According to a joint Omni Bridgeway announcement, the funder has partnered with Hong Kong–based NGO Justice Without Borders to launch a "recycling" disbursement fund that covers court fees, expert reports, translation services, and court-ordered security for costs deposits in cross-border employment claims brought by migrant domestic workers across Hong Kong, Singapore, Indonesia, and other jurisdictions where JWB operates. The structure is designed so that recoveries are routed back into the facility, allowing each dollar of capital to support multiple claims over time. JWB executive director Celine Chan framed the initiative around the principle that "justice should not stop at a border or depend on ability to afford court fees," while Omni Bridgeway's Mitchell Dearness said the facility "fills a critical gap by covering costs that pro bono representation alone cannot address." The fund's headline commitment was not disclosed.

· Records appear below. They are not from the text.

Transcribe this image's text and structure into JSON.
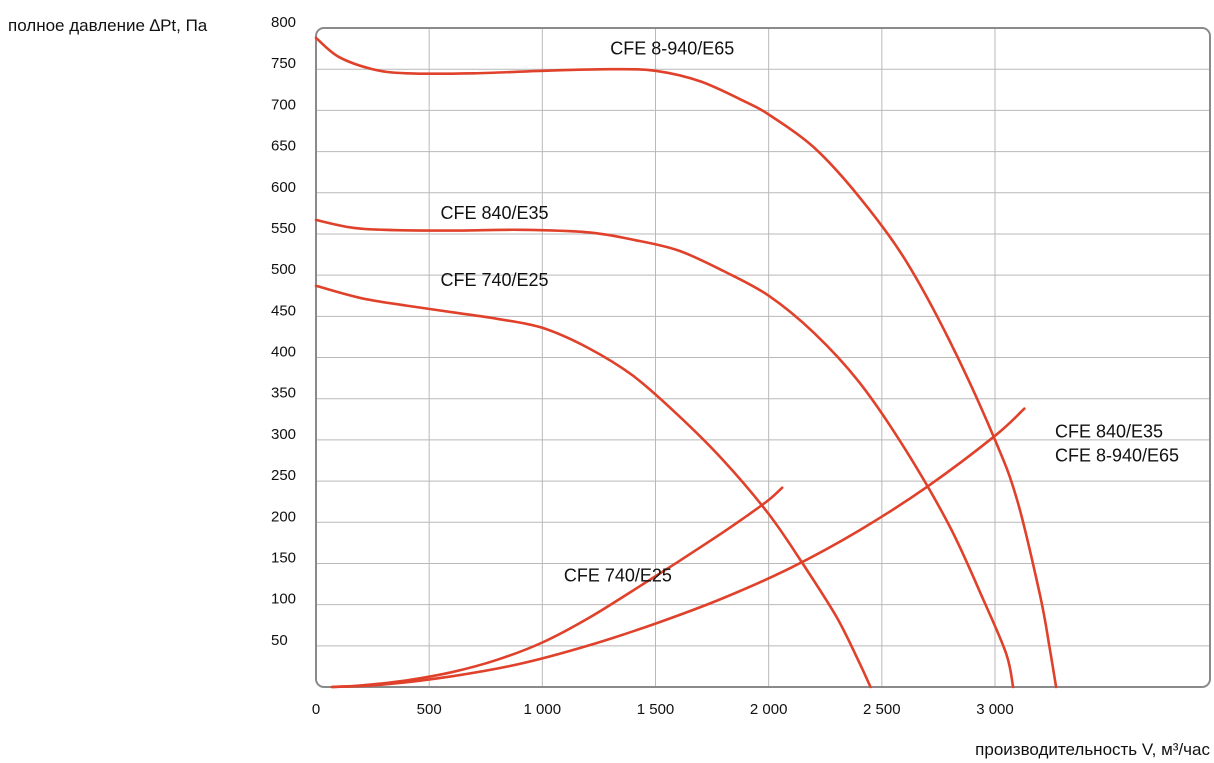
{
  "chart_data": {
    "type": "line",
    "title": "",
    "xlabel": "производительность V, м³/час",
    "ylabel": "полное давление ∆Pt, Па",
    "xlim": [
      0,
      3950
    ],
    "ylim": [
      0,
      800
    ],
    "grid": true,
    "x_ticks": [
      0,
      500,
      1000,
      1500,
      2000,
      2500,
      3000
    ],
    "x_tick_labels": [
      "0",
      "500",
      "1 000",
      "1 500",
      "2 000",
      "2 500",
      "3 000"
    ],
    "y_ticks": [
      50,
      100,
      150,
      200,
      250,
      300,
      350,
      400,
      450,
      500,
      550,
      600,
      650,
      700,
      750,
      800
    ],
    "y_tick_labels": [
      "50",
      "100",
      "150",
      "200",
      "250",
      "300",
      "350",
      "400",
      "450",
      "500",
      "550",
      "600",
      "650",
      "700",
      "750",
      "800"
    ],
    "line_color": "#e0412b",
    "series": [
      {
        "name": "CFE 8-940/E65",
        "kind": "fan",
        "label_at": [
          1300,
          768
        ],
        "points": [
          [
            0,
            788
          ],
          [
            100,
            765
          ],
          [
            250,
            750
          ],
          [
            400,
            745
          ],
          [
            700,
            745
          ],
          [
            1000,
            748
          ],
          [
            1300,
            750
          ],
          [
            1500,
            748
          ],
          [
            1700,
            735
          ],
          [
            1900,
            710
          ],
          [
            2000,
            695
          ],
          [
            2200,
            655
          ],
          [
            2400,
            595
          ],
          [
            2600,
            520
          ],
          [
            2800,
            420
          ],
          [
            3000,
            300
          ],
          [
            3100,
            225
          ],
          [
            3200,
            110
          ],
          [
            3240,
            50
          ],
          [
            3270,
            0
          ]
        ]
      },
      {
        "name": "CFE 840/E35",
        "kind": "fan",
        "label_at": [
          550,
          568
        ],
        "points": [
          [
            0,
            567
          ],
          [
            150,
            558
          ],
          [
            300,
            555
          ],
          [
            600,
            554
          ],
          [
            900,
            555
          ],
          [
            1200,
            552
          ],
          [
            1400,
            543
          ],
          [
            1600,
            530
          ],
          [
            1800,
            505
          ],
          [
            2000,
            475
          ],
          [
            2200,
            430
          ],
          [
            2400,
            370
          ],
          [
            2600,
            290
          ],
          [
            2800,
            195
          ],
          [
            2950,
            105
          ],
          [
            3050,
            40
          ],
          [
            3080,
            0
          ]
        ]
      },
      {
        "name": "CFE 740/E25",
        "kind": "fan",
        "label_at": [
          550,
          487
        ],
        "points": [
          [
            0,
            487
          ],
          [
            200,
            472
          ],
          [
            400,
            463
          ],
          [
            600,
            455
          ],
          [
            800,
            447
          ],
          [
            1000,
            436
          ],
          [
            1200,
            412
          ],
          [
            1400,
            378
          ],
          [
            1600,
            330
          ],
          [
            1800,
            275
          ],
          [
            2000,
            210
          ],
          [
            2150,
            150
          ],
          [
            2300,
            85
          ],
          [
            2400,
            30
          ],
          [
            2450,
            0
          ]
        ]
      },
      {
        "name": "CFE 740/E25",
        "kind": "system",
        "label_at": [
          1095,
          128
        ],
        "points": [
          [
            70,
            0
          ],
          [
            200,
            2
          ],
          [
            400,
            8
          ],
          [
            600,
            18
          ],
          [
            800,
            33
          ],
          [
            1000,
            54
          ],
          [
            1200,
            83
          ],
          [
            1400,
            117
          ],
          [
            1600,
            152
          ],
          [
            1800,
            188
          ],
          [
            1900,
            207
          ],
          [
            2000,
            227
          ],
          [
            2060,
            242
          ]
        ]
      },
      {
        "name": "CFE 840/E35\nCFE 8-940/E65",
        "kind": "system",
        "label_at": [
          3265,
          303
        ],
        "points": [
          [
            70,
            0
          ],
          [
            300,
            3
          ],
          [
            600,
            13
          ],
          [
            900,
            28
          ],
          [
            1200,
            50
          ],
          [
            1500,
            77
          ],
          [
            1800,
            108
          ],
          [
            2100,
            145
          ],
          [
            2400,
            190
          ],
          [
            2700,
            243
          ],
          [
            3000,
            305
          ],
          [
            3130,
            338
          ]
        ]
      }
    ]
  }
}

On the commercial side, according to a PR Newswire announcement from iyO, Omni Bridgeway is now backing iyO's federal litigation against OpenAI, Sam Altman, Jony Ive, io Products Inc., and former io co-founder Tang Yew Tan in the U.S. District Court for the Northern District of California (Case No. 25-cv-04861-TLT). iyO, a Google X spinout developing screenless, voice-controlled ear-worn devices, alleges trademark infringement of its federally registered "IYO" mark and trade secret misappropriation under both the California Uniform Trade Secrets Act and the federal Defend Trade Secrets Act over OpenAI's use of the "io" brand and the conduct of the io team after its acquisition. U.S. District Judge Trina L. Thompson granted a preliminary injunction in April 2026 finding iyO "likely to succeed on the merits of its trademark claim," after the Ninth Circuit affirmed an earlier temporary restraining order in December 2025. Trade-secret claims were added in March 2026.

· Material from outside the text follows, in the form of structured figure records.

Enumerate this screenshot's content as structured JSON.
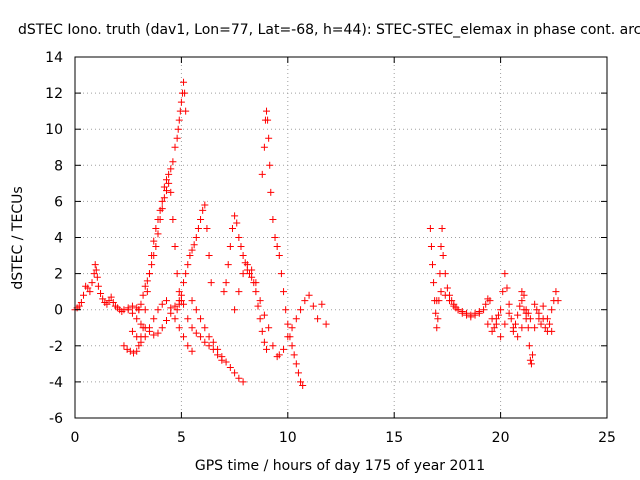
{
  "chart_data": {
    "type": "scatter",
    "title": "dSTEC Iono. truth (dav1, Lon=77, Lat=-68, h=44): STEC-STEC_elemax in phase cont. arc",
    "xlabel": "GPS time / hours of day 175 of year 2011",
    "ylabel": "dSTEC  / TECUs",
    "xlim": [
      0,
      25
    ],
    "ylim": [
      -6,
      14
    ],
    "xticks": [
      0,
      5,
      10,
      15,
      20,
      25
    ],
    "yticks": [
      -6,
      -4,
      -2,
      0,
      2,
      4,
      6,
      8,
      10,
      12,
      14
    ],
    "grid": true,
    "marker": "+",
    "color": "#ff0000",
    "series": [
      {
        "x": [
          0.0,
          0.1,
          0.2,
          0.3,
          0.4,
          0.5,
          0.6,
          0.7,
          0.8,
          0.9,
          0.95,
          1.0,
          1.05,
          1.1,
          1.2,
          1.3,
          1.4,
          1.5,
          1.6,
          1.7,
          1.8,
          1.9,
          2.0,
          2.1,
          2.2,
          2.3,
          2.5,
          2.7,
          2.9,
          3.0
        ],
        "y": [
          0.0,
          0.1,
          0.2,
          0.4,
          0.8,
          1.3,
          1.2,
          1.0,
          1.5,
          2.0,
          2.5,
          2.2,
          1.8,
          1.3,
          0.9,
          0.6,
          0.4,
          0.3,
          0.5,
          0.7,
          0.4,
          0.2,
          0.1,
          0.0,
          -0.1,
          0.0,
          0.1,
          0.2,
          0.1,
          0.0
        ]
      },
      {
        "x": [
          2.3,
          2.45,
          2.6,
          2.75,
          2.9,
          3.0,
          3.1,
          3.2,
          3.3,
          3.4,
          3.5,
          3.6,
          3.7,
          3.8,
          3.9,
          4.0,
          4.1,
          4.2,
          4.3,
          4.4,
          4.5,
          4.6,
          4.7,
          4.8,
          4.85,
          4.9,
          4.95,
          5.0,
          5.05,
          5.1,
          5.15,
          5.2
        ],
        "y": [
          -2.0,
          -2.2,
          -2.3,
          -2.4,
          -2.3,
          -2.0,
          -1.5,
          -1.0,
          0.0,
          1.0,
          2.0,
          3.0,
          3.8,
          4.5,
          5.0,
          5.5,
          6.0,
          6.8,
          7.2,
          7.5,
          7.8,
          8.2,
          9.0,
          9.5,
          10.0,
          10.5,
          11.0,
          11.5,
          12.0,
          12.6,
          12.0,
          11.0
        ]
      },
      {
        "x": [
          3.0,
          3.1,
          3.2,
          3.3,
          3.4,
          3.5,
          3.6,
          3.7,
          3.8,
          3.9,
          4.0,
          4.1,
          4.2,
          4.3,
          4.4,
          4.5,
          4.6,
          4.7,
          4.8,
          4.9,
          5.0
        ],
        "y": [
          0.0,
          0.3,
          0.8,
          1.3,
          1.6,
          2.0,
          2.5,
          3.0,
          3.5,
          4.2,
          5.0,
          5.6,
          6.2,
          6.6,
          7.0,
          6.5,
          5.0,
          3.5,
          2.0,
          1.0,
          0.5
        ]
      },
      {
        "x": [
          2.5,
          2.7,
          2.9,
          3.1,
          3.3,
          3.5,
          3.7,
          3.9,
          4.1,
          4.3,
          4.5,
          4.7,
          4.9,
          5.1,
          5.3,
          5.5,
          5.7,
          5.9,
          6.1,
          6.3,
          6.5,
          6.7,
          6.9
        ],
        "y": [
          0.0,
          -0.2,
          -0.5,
          -0.8,
          -1.0,
          -1.2,
          -1.4,
          -1.3,
          -1.0,
          -0.6,
          -0.2,
          0.2,
          0.5,
          0.3,
          -0.5,
          -1.0,
          -1.3,
          -1.5,
          -1.8,
          -2.0,
          -2.2,
          -2.5,
          -2.8
        ]
      },
      {
        "x": [
          2.7,
          2.9,
          3.1,
          3.3,
          3.5,
          3.7,
          3.9,
          4.1,
          4.3,
          4.5,
          4.7,
          4.9,
          5.1,
          5.3,
          5.5
        ],
        "y": [
          -1.2,
          -1.5,
          -1.8,
          -1.5,
          -1.0,
          -0.5,
          0.0,
          0.3,
          0.5,
          0.1,
          -0.5,
          -1.0,
          -1.5,
          -2.0,
          -2.3
        ]
      },
      {
        "x": [
          4.8,
          4.9,
          5.0,
          5.1,
          5.2,
          5.3,
          5.4,
          5.5,
          5.6,
          5.7,
          5.8,
          5.9,
          6.0,
          6.1,
          6.2,
          6.3,
          6.4
        ],
        "y": [
          0.0,
          0.3,
          0.8,
          1.5,
          2.0,
          2.5,
          3.0,
          3.3,
          3.6,
          4.0,
          4.5,
          5.0,
          5.5,
          5.8,
          4.5,
          3.0,
          1.5
        ]
      },
      {
        "x": [
          5.5,
          5.7,
          5.9,
          6.1,
          6.3,
          6.5,
          6.7,
          6.9,
          7.1,
          7.3,
          7.5,
          7.7,
          7.9
        ],
        "y": [
          0.5,
          0.0,
          -0.5,
          -1.0,
          -1.5,
          -1.8,
          -2.2,
          -2.6,
          -2.9,
          -3.2,
          -3.5,
          -3.8,
          -4.0
        ]
      },
      {
        "x": [
          7.0,
          7.1,
          7.2,
          7.3,
          7.4,
          7.5,
          7.6,
          7.7,
          7.8,
          7.9,
          8.0,
          8.1,
          8.2,
          8.3,
          8.4,
          8.5,
          8.6,
          8.7,
          8.8,
          8.9,
          9.0
        ],
        "y": [
          1.0,
          1.5,
          2.5,
          3.5,
          4.5,
          5.2,
          4.8,
          4.0,
          3.5,
          3.0,
          2.6,
          2.2,
          2.0,
          1.8,
          1.5,
          1.0,
          0.2,
          -0.5,
          -1.2,
          -1.8,
          -2.2
        ]
      },
      {
        "x": [
          7.5,
          7.7,
          7.9,
          8.1,
          8.3,
          8.5,
          8.7,
          8.9,
          9.1,
          9.3,
          9.5
        ],
        "y": [
          0.0,
          1.0,
          2.0,
          2.5,
          2.2,
          1.5,
          0.5,
          -0.3,
          -1.0,
          -2.0,
          -2.6
        ]
      },
      {
        "x": [
          8.8,
          8.9,
          8.95,
          9.0,
          9.05,
          9.1,
          9.15,
          9.2,
          9.3,
          9.4,
          9.5,
          9.6,
          9.7,
          9.8,
          9.9,
          10.0,
          10.1,
          10.2,
          10.3,
          10.4,
          10.5,
          10.6,
          10.7
        ],
        "y": [
          7.5,
          9.0,
          10.5,
          11.0,
          10.5,
          9.5,
          8.0,
          6.5,
          5.0,
          4.0,
          3.5,
          3.0,
          2.0,
          1.0,
          0.0,
          -0.8,
          -1.5,
          -2.0,
          -2.5,
          -3.0,
          -3.5,
          -4.0,
          -4.2
        ]
      },
      {
        "x": [
          9.6,
          9.8,
          10.0,
          10.2,
          10.4,
          10.6,
          10.8,
          11.0,
          11.2,
          11.4,
          11.6,
          11.8
        ],
        "y": [
          -2.5,
          -2.2,
          -1.5,
          -1.0,
          -0.5,
          0.0,
          0.5,
          0.8,
          0.2,
          -0.5,
          0.3,
          -0.8
        ]
      },
      {
        "x": [
          16.7,
          16.75,
          16.8,
          16.85,
          16.9,
          16.95,
          17.0,
          17.05,
          17.1,
          17.15,
          17.2,
          17.25,
          17.3,
          17.4,
          17.5,
          17.6,
          17.7,
          17.8,
          17.9,
          18.0,
          18.2,
          18.4,
          18.6,
          18.8,
          19.0
        ],
        "y": [
          4.5,
          3.5,
          2.5,
          1.5,
          0.5,
          -0.2,
          -1.0,
          -0.5,
          0.5,
          2.0,
          3.5,
          4.5,
          3.0,
          2.0,
          1.2,
          0.8,
          0.5,
          0.3,
          0.1,
          0.0,
          -0.1,
          -0.2,
          -0.3,
          -0.2,
          -0.1
        ]
      },
      {
        "x": [
          17.0,
          17.2,
          17.4,
          17.6,
          17.8,
          18.0,
          18.2,
          18.4,
          18.6,
          18.8,
          19.0
        ],
        "y": [
          0.5,
          1.0,
          0.8,
          0.5,
          0.2,
          0.0,
          -0.2,
          -0.3,
          -0.4,
          -0.3,
          -0.2
        ]
      },
      {
        "x": [
          19.2,
          19.3,
          19.4,
          19.5,
          19.6,
          19.7,
          19.8,
          19.9,
          20.0,
          20.1,
          20.2,
          20.3,
          20.4,
          20.5,
          20.6,
          20.7,
          20.8,
          20.9,
          21.0,
          21.1,
          21.2,
          21.3
        ],
        "y": [
          0.0,
          0.3,
          0.6,
          0.5,
          -0.5,
          -1.0,
          -0.8,
          -0.3,
          0.0,
          1.0,
          2.0,
          1.2,
          0.3,
          -0.5,
          -1.0,
          -0.8,
          -0.3,
          0.2,
          0.5,
          0.0,
          -0.5,
          -0.2
        ]
      },
      {
        "x": [
          19.4,
          19.6,
          19.8,
          20.0,
          20.2,
          20.4,
          20.6,
          20.8,
          21.0
        ],
        "y": [
          -0.8,
          -1.2,
          -0.5,
          -1.5,
          -0.8,
          -0.2,
          -1.2,
          -1.5,
          -1.0
        ]
      },
      {
        "x": [
          21.0,
          21.1,
          21.2,
          21.3,
          21.35,
          21.4,
          21.45,
          21.5,
          21.6,
          21.7,
          21.8,
          21.9,
          22.0,
          22.1,
          22.2,
          22.3,
          22.4,
          22.5,
          22.6,
          22.7
        ],
        "y": [
          1.0,
          0.8,
          0.0,
          -1.0,
          -2.0,
          -2.8,
          -3.0,
          -2.5,
          -1.0,
          0.0,
          -0.5,
          -0.8,
          -0.5,
          -1.0,
          -1.2,
          -0.8,
          0.0,
          0.5,
          1.0,
          0.5
        ]
      },
      {
        "x": [
          21.2,
          21.4,
          21.6,
          21.8,
          22.0,
          22.2,
          22.4
        ],
        "y": [
          -0.2,
          -0.5,
          0.3,
          -0.2,
          0.2,
          -0.5,
          -1.2
        ]
      }
    ]
  }
}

For Omni Bridgeway, the two announcements land at a moment when public-market funders are working to demonstrate both portfolio breadth and capital efficiency to investors and clients. The recycling fund extends the firm's brand into access-to-justice territory long associated with NGOs and pro bono law firms, while the iyO matter places it directly into the most closely watched generative-AI dispute on the docket — a posture that allows Omni Bridgeway to argue, simultaneously, that litigation finance can democratize cross-border employment claims and underwrite the bet-the-product cases that define the next era of technology competition.